Mobiliser les professionnels de tous types qui interviennent sur le sujet : animateur des Espaces info énergie, opérateurs des réseaux Pact et Habitat et développement, collectivités, qui ont très souvent un rôle moteur, etc. Sa création date de septembre 2007. Informel, il compte aujourd'hui un peu de plus de 700 membres. L'adhésion est individuelle, afin de ne fermer aucune porte dans les collectivités.
Vous travaillez sur la question de la précarité énergétique depui s plus de vingt ans. Comment a-t-elle émergé au plan national ?

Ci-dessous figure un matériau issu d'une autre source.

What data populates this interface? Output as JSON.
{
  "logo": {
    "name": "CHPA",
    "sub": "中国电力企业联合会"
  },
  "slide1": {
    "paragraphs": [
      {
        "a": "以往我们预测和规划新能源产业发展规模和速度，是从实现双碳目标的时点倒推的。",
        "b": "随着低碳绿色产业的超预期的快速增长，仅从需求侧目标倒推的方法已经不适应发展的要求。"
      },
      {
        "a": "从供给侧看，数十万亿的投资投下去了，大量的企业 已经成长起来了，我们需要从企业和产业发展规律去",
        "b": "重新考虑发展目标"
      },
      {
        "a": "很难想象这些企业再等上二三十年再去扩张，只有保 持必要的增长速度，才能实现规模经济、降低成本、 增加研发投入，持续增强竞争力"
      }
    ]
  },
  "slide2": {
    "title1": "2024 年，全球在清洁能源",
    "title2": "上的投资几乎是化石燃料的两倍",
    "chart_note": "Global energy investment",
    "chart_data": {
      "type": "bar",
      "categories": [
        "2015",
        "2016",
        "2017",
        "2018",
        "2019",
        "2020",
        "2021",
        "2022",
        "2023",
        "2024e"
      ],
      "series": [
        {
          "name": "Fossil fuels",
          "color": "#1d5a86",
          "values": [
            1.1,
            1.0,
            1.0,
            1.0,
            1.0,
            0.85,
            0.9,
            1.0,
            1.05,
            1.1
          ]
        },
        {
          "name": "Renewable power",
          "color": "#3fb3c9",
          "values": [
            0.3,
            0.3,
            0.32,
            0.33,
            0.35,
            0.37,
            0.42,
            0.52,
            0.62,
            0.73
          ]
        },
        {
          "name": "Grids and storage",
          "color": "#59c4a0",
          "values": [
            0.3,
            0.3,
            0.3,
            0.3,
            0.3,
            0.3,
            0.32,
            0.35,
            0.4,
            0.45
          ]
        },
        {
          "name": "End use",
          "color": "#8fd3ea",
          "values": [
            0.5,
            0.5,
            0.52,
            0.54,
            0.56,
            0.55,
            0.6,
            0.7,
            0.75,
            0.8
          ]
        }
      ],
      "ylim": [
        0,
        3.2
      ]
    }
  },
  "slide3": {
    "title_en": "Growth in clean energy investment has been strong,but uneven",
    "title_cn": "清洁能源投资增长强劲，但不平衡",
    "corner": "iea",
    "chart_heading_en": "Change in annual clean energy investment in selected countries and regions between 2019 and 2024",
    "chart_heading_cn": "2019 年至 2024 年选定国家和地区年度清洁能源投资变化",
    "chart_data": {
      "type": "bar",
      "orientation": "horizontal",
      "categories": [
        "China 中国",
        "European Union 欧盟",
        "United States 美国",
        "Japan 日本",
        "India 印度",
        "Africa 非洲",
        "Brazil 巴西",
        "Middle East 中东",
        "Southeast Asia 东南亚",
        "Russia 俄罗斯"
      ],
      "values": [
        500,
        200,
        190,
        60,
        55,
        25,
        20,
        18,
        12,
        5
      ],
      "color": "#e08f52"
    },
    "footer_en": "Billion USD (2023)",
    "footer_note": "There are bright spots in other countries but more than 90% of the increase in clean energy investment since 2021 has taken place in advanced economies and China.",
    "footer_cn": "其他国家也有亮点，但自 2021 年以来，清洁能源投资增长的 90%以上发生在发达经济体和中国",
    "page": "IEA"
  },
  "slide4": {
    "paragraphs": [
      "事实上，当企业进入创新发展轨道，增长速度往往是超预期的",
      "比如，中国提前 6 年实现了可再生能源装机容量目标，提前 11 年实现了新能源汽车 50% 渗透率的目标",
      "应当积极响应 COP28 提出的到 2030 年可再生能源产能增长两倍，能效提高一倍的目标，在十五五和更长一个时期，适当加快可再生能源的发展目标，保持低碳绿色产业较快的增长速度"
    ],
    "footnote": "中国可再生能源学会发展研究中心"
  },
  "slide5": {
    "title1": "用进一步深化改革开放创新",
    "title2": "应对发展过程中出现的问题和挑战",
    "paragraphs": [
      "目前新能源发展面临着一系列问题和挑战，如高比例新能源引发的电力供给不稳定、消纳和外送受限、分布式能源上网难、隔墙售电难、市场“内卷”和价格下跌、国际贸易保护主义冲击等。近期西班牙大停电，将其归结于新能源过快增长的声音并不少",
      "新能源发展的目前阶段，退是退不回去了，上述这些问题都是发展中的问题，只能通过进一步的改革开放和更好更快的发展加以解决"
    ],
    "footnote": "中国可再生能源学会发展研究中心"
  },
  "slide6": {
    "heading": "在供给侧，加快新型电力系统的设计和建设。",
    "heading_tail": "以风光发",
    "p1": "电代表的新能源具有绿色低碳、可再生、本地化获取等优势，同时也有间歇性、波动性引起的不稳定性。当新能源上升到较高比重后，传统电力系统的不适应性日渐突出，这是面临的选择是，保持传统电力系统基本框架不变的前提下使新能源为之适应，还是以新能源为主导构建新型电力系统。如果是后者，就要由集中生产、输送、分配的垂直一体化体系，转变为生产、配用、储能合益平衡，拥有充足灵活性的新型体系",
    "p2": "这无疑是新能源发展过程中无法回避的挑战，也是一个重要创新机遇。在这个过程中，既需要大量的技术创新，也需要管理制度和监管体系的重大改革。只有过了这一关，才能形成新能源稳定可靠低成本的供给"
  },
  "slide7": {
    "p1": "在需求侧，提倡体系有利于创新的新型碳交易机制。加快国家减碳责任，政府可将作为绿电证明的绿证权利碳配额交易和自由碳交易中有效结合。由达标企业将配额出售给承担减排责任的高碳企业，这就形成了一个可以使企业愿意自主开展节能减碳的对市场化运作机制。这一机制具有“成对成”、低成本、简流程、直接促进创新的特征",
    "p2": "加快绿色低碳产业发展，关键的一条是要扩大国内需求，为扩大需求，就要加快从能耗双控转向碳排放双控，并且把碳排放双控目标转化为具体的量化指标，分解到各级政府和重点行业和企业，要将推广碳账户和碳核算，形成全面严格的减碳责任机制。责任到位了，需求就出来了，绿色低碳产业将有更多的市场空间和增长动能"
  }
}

Je voudrais d'abord rappeler que l'enjeu est sanitaire avant d'être financier ou énergétique ! Le développement de moisissures dans un logement mal chauffé peut provoquer de l'asthme. Dès les années 1990, la Grande-Bretagne a attaqué le sujet sous cet angle. En France, les premières actions de « lutte contre l'exclusion par la maîtrise de l'énergie », comme on disait à l'époque, date de la fin des années 1980. L'Ariège, qui créa en 1994 un dispositif pour aller au domicile des ménages en situation d'impayés d'énergie, fut un des précurseurs. L'Ademe a organisé en 1999 les premières rencontres entre acteurs de terrain. Au plan national, le rapport Pelletier de janvier 2010 a donné une première définition de la précarité énergétique et ébauché quelques pistes qui ont notamment conduit à l'amélioration des tarifs sociaux de l'énergie et à la mise en place d'Habiter mieux.
Ce programme lancé par l'Agence nationale de l'habitat (Anah) en 2011 tient-il toutes ses promesses ?
Quand il peut être appliqué, il fonctionne globalement bien. Mais, il ne répond qu'à 5 ou 10 % des situations, celles des propriétaires-occupants, qui ne sont pas les plus précaires. Le dispositif a été élargi aux bailleurs, mais rien ne les oblige à louer un logement énergétiquement décent. En 2014, la suspension temporaire, à la suite de l'épuisement des crédits, puis la reprise du programme ont mis les opérateurs en difficulté et dans l'incertitude. Une solidification du dispositif et une volonté politique affirmée sont nécessaires.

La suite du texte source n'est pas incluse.